Introduction to database fundamentals
More and more of today's applications need to handle large amounts of data. Some have done this for a long time - the transactional systems that businesses use to manage their processes are obvious examples. Some companies have hundreds of thousands of customers; each customer may interact with the company on many occasions generating millions of sales; over several years, the company might accumulate billions of records that all need to be stored, reported on and occasionally searched.
All social networking sites store the interactions between members in a database. Again, for a popular site, the number of interactions could be astronomical, and they all need to be available at a second's notice when a user's page is accessed.
In fact, any activity which needs to track large amounts of data will do so using a database - think of ticketing operations, airports, sporting venues, cinema scheduling, university administration, mp3 downloading, the electoral register, and so on...
Database technology is not exciting. It is not new or cutting edge, but if you don't know how to use if effectively, you will severely limit your understanding of the way many types of system work.

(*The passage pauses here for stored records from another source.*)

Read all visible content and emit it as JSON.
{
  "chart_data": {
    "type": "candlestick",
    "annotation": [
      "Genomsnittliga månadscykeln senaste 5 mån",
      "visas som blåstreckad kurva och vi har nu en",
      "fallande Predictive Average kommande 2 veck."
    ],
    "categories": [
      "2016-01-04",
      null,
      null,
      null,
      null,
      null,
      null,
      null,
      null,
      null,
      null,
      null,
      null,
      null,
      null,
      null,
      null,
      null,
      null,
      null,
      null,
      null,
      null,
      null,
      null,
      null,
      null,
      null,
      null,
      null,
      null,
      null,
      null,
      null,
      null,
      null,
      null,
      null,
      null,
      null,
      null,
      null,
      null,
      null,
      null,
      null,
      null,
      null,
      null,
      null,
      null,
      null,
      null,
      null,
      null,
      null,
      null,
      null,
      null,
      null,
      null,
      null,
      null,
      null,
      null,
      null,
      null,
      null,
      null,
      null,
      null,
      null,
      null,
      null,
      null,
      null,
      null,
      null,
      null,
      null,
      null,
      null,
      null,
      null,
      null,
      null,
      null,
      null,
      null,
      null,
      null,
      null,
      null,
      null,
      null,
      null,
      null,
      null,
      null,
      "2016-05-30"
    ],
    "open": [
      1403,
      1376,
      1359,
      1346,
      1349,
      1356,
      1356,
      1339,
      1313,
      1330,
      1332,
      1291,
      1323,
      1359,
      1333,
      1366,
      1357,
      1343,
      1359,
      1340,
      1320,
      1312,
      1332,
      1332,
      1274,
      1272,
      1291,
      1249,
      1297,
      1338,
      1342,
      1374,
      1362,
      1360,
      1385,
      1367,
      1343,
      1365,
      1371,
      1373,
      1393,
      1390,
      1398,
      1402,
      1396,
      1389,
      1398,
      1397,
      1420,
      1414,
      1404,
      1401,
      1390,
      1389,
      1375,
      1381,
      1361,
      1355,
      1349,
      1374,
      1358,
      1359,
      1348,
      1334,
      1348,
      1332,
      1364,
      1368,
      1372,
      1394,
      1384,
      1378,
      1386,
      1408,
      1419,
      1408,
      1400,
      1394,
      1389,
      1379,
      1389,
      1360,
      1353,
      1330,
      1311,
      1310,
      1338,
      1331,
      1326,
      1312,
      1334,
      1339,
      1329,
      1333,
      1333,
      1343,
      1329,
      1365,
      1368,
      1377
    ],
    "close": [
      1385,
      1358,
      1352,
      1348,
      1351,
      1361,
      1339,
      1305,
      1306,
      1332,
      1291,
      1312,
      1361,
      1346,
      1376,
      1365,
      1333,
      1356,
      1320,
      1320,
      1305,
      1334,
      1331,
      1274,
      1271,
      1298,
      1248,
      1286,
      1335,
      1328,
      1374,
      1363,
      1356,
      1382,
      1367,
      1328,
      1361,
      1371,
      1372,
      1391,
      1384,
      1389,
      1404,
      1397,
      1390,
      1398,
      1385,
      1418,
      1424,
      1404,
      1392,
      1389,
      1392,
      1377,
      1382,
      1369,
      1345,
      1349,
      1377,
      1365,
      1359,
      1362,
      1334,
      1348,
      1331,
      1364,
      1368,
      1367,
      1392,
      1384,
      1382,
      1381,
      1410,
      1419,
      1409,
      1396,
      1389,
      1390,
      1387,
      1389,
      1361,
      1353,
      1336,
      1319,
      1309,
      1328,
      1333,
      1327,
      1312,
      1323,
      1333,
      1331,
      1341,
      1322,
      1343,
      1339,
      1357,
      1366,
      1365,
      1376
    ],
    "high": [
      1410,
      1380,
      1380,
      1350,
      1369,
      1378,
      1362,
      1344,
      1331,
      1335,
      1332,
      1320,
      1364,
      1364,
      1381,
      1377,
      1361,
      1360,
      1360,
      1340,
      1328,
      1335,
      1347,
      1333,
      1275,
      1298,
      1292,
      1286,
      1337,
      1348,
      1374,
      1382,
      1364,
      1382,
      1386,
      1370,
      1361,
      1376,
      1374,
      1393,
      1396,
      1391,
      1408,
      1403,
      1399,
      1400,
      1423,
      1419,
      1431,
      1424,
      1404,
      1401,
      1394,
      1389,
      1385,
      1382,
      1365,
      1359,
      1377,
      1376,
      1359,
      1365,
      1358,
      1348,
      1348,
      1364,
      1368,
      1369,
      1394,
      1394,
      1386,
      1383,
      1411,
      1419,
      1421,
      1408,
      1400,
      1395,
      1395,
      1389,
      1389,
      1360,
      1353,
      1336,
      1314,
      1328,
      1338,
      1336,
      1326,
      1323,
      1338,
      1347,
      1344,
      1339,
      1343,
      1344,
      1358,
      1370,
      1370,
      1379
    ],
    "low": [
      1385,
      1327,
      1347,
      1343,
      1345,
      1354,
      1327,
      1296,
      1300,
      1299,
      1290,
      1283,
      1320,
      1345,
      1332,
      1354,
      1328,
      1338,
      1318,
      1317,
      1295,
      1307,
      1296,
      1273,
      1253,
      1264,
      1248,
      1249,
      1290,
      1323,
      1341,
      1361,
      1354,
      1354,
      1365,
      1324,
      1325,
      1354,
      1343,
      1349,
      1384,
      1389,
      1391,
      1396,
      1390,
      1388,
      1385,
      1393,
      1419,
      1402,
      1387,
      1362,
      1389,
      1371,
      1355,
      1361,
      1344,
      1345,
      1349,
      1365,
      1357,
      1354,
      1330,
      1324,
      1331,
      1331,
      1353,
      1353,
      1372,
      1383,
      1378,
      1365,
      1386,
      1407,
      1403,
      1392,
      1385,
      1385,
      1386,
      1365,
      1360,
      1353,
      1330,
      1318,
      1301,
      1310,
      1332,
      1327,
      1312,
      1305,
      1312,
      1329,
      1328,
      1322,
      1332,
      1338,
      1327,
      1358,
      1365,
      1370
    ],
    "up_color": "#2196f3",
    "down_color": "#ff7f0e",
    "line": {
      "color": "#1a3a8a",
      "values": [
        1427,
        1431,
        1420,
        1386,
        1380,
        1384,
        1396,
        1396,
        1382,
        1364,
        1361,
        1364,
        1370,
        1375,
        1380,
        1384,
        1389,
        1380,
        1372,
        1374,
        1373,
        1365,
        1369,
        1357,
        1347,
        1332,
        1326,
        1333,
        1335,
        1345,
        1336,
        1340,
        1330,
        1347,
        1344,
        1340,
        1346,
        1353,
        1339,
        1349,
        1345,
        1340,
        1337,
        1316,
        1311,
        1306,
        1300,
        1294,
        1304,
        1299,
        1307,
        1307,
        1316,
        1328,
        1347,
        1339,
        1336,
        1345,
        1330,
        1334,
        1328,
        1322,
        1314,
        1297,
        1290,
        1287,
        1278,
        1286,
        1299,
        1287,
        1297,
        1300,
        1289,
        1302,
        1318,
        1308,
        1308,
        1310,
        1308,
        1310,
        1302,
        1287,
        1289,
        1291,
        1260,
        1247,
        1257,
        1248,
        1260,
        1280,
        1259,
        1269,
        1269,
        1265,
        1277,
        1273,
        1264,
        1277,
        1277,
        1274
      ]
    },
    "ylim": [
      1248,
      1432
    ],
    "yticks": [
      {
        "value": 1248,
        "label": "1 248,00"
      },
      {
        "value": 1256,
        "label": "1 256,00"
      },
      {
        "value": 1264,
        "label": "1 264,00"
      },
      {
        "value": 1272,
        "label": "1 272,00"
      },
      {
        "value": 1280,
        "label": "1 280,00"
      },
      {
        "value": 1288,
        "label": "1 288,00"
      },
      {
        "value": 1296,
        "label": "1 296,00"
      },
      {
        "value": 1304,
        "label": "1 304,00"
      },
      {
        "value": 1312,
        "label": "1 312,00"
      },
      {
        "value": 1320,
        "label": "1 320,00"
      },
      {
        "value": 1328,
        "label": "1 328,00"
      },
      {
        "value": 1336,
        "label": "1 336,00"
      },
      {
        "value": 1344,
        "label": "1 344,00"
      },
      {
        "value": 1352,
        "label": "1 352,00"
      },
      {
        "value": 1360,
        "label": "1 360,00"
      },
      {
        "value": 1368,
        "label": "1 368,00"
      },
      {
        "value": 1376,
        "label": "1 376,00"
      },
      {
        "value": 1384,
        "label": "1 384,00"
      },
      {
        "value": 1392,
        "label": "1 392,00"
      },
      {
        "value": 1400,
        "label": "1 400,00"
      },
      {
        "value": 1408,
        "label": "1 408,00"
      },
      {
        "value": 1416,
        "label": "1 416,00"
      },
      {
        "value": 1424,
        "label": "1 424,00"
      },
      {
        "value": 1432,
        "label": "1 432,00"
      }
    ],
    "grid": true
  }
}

Whether you are a system developer or an end user, this is a technology you need to understand.
This first set of notes goes through some of the basic ideas on which database systems are based. You will notice that there is a lot of terminology associated with the subject, and it is a good idea to learn to use these terms properly. Technical terminology allows you to express complex ideas quickly and precisely. If you use the wrong terms or you use terms incorrectly, there is a risk of misunderstandings and hence errors in the project you are working on, and time is wasted on clarifications later. Another good reason to learn the correct terms is that you needs to show other people that you know what you are talking about. Would you trust a systems analyst or developer who did not know the right terms?